In countries like Norway, New Zealand, and Austria, it’s already against the law to kill lobsters by boiling them alive, and it could become illegal in the UK soon. I wonder when America will have a similar change of heart.
What Predators and Threats Do Lobsters Face?
Humans kill more lobsters than anything else, but we’re not their only predators. Other lobsters are pretty dangerous, with studies indicating that juvenile lobsters are 90% more likely to be killed by one of their own kind than any other species.
Eels are surprisingly adept at hunting and killing lobsters. They wriggle into the crevices where juvenile lobsters shelter and drag them out. Some types of fish also hunt lobster, and the cod is their number one enemy (after the cannibals of their own species).
Humans must consume vast amounts of lobster, given that over 100 million pounds are caught off the coast of Maine every year, but that’s not even the full extent of our impact on these crusty crustaceans.
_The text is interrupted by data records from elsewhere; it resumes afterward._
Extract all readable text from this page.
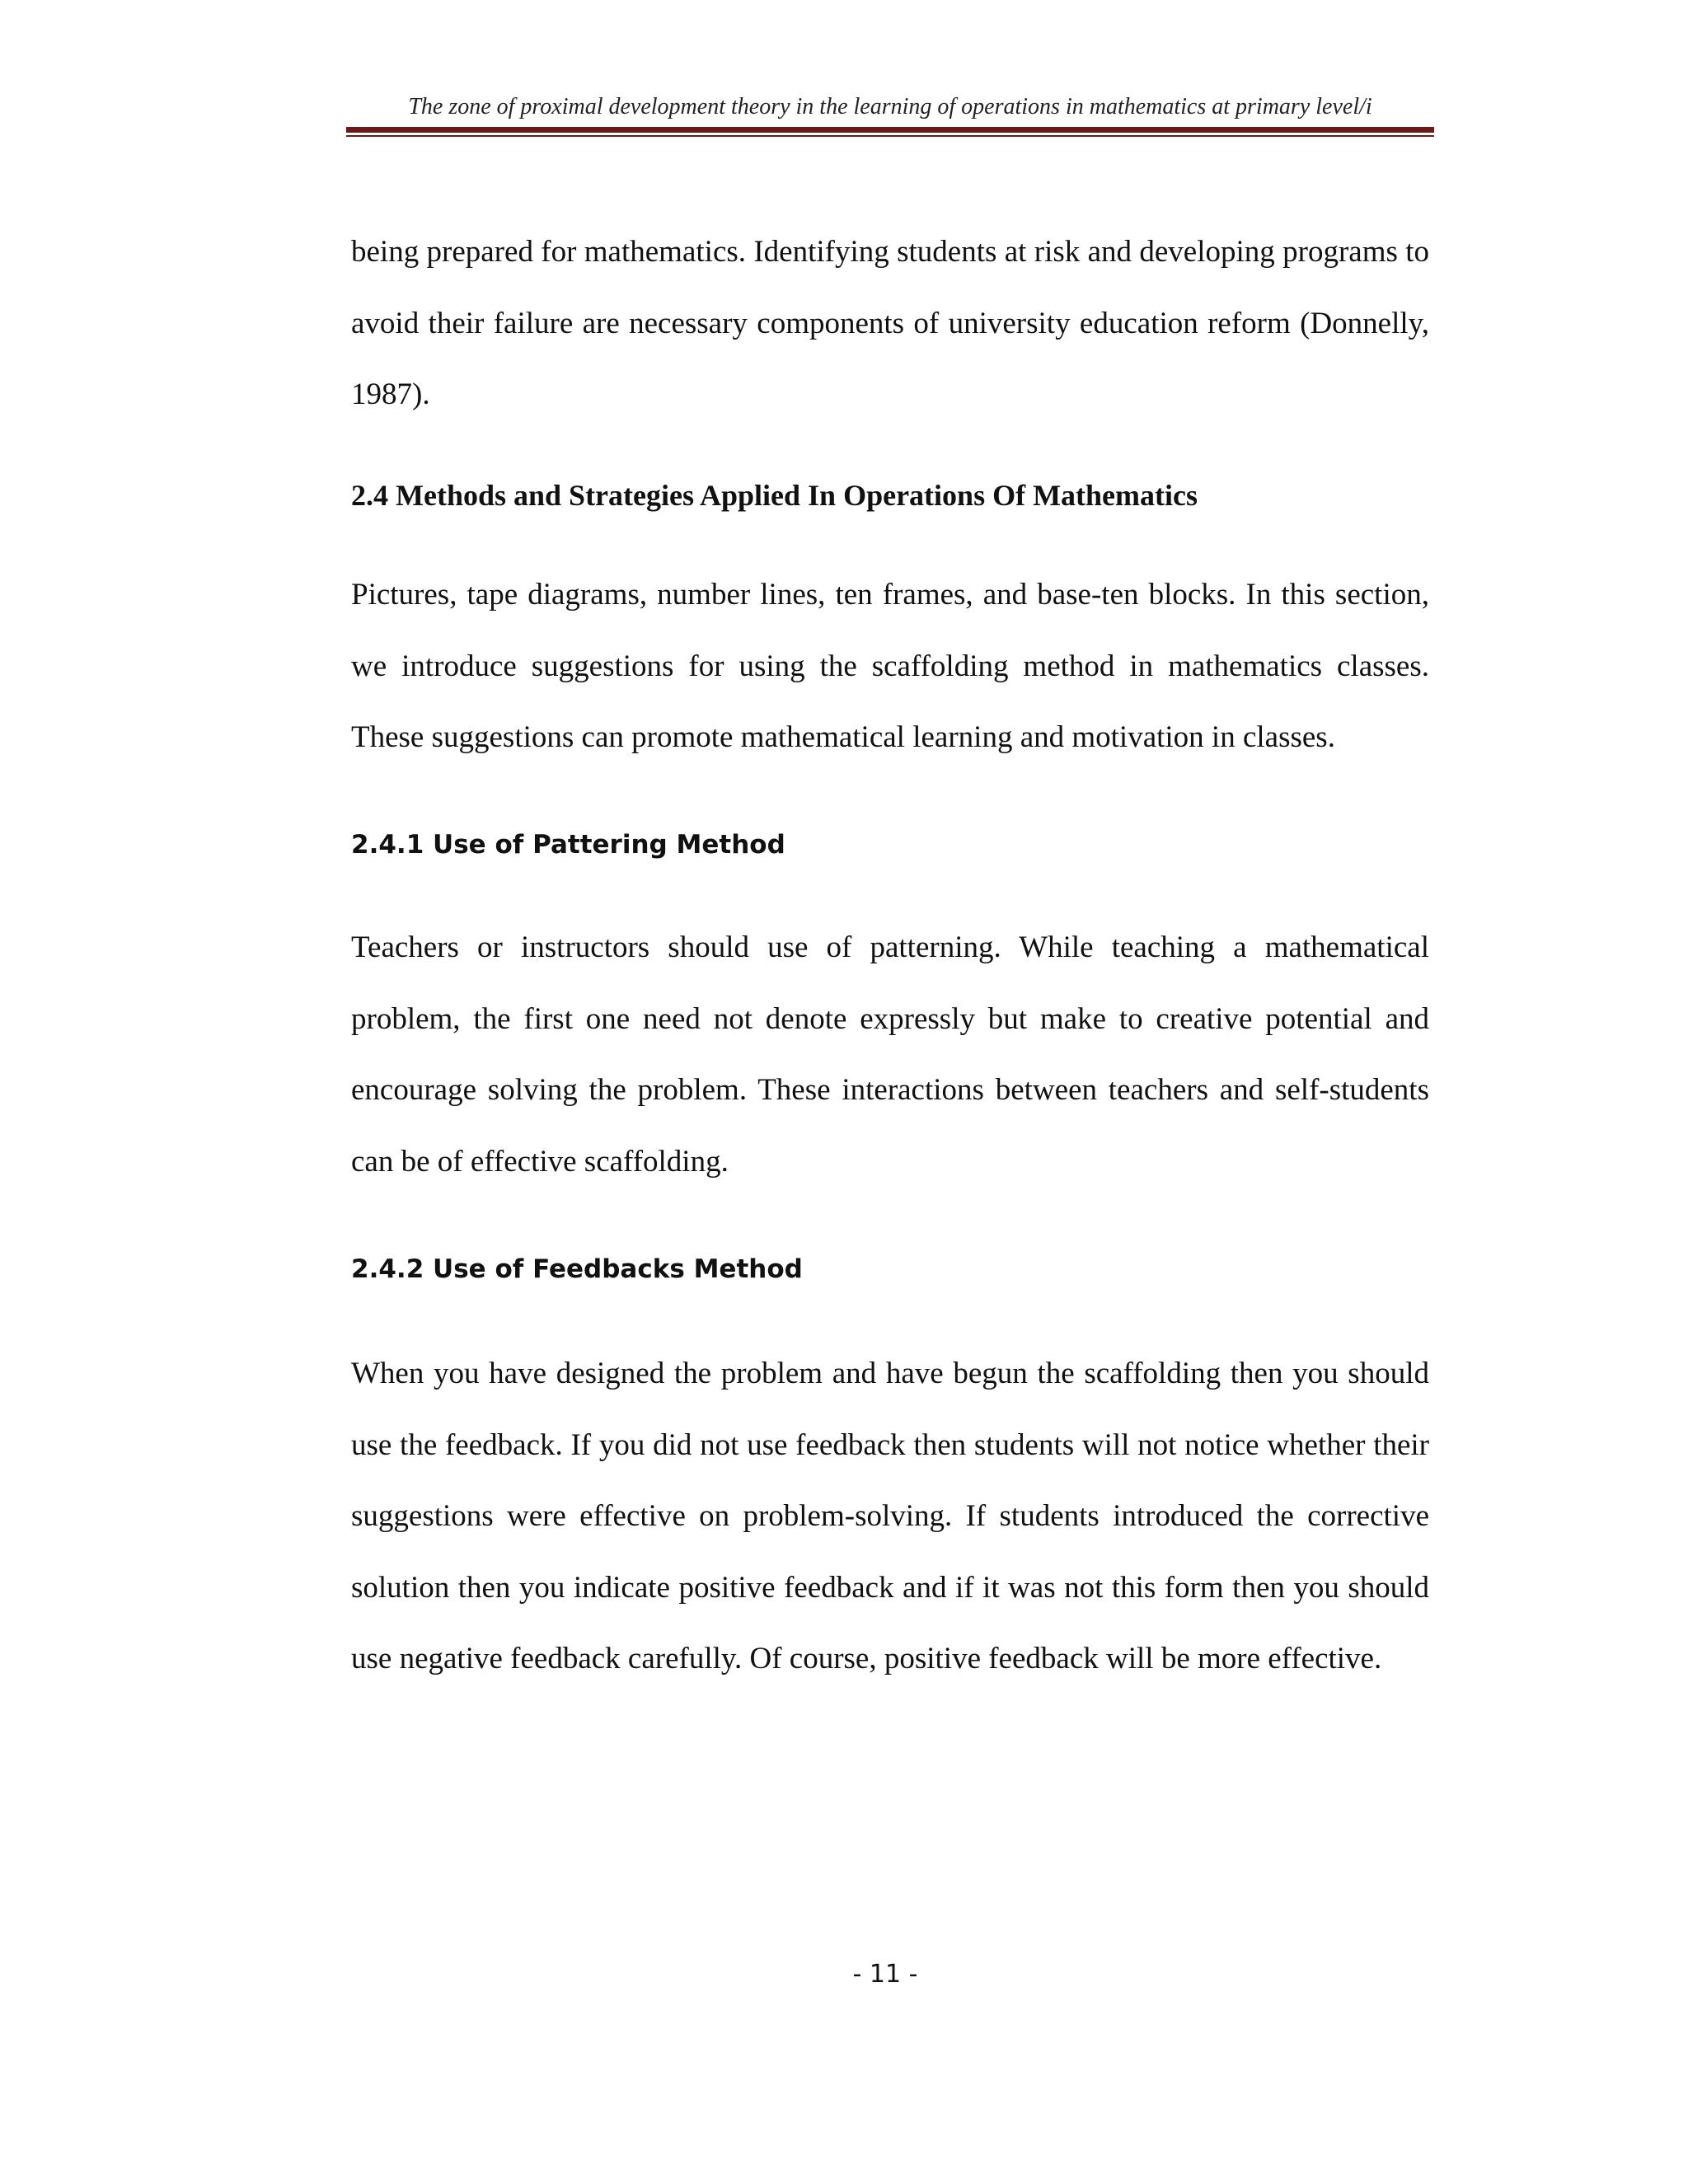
The zone of proximal development theory in the learning of operations in mathematics at primary level/i

being prepared for mathematics. Identifying students at risk and developing programs to avoid their failure are necessary components of university education reform (Donnelly, 1987).

2.4 Methods and Strategies Applied In Operations Of Mathematics

Pictures, tape diagrams, number lines, ten frames, and base-ten blocks. In this section, we introduce suggestions for using the scaffolding method in mathematics classes. These suggestions can promote mathematical learning and motivation in classes.

2.4.1 Use of Pattering Method

Teachers or instructors should use of patterning. While teaching a mathematical problem, the first one need not denote expressly but make to creative potential and encourage solving the problem. These interactions between teachers and self-students can be of effective scaffolding.

2.4.2 Use of Feedbacks Method

When you have designed the problem and have begun the scaffolding then you should use the feedback. If you did not use feedback then students will not notice whether their suggestions were effective on problem-solving. If students introduced the corrective solution then you indicate positive feedback and if it was not this form then you should use negative feedback carefully. Of course, positive feedback will be more effective.

- 11 -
Pollution is a serious problem for lobsters of all sizes and species. Studies show that microplastics interfere with the growth of lobster larvae, compromising their ability to feed and breathe.
Adults are suffering the effects of noise pollution, which affects their statocyst or ear, which they rely on to control their position in the water.
Warmer waters are also making lobsters more susceptible to epizootic shell disease, which causes their shells to soften and develop potentially fatal lesions.
Before you go, I have just two more lobster secrets I want to share with you.
First off, lobsters have tastebuds on their legs, which is weird, and secondly, they have teeth in their stomachs!
Yes, pretty much everything about the lobster seems back to front, from urinating out of its face to tasting its food using the hairs on its legs.
The lobster might be very different from us humans, but that’s no reason it shouldn’t be treated respectfully and humanely.
It also plays a vital role in our marine ecosystems, so as much as we may love eating it, we might need to find a more sustainable solution, like lobster hatcheries. After all, anything that’s survived 400 million years deserves some degree of protection.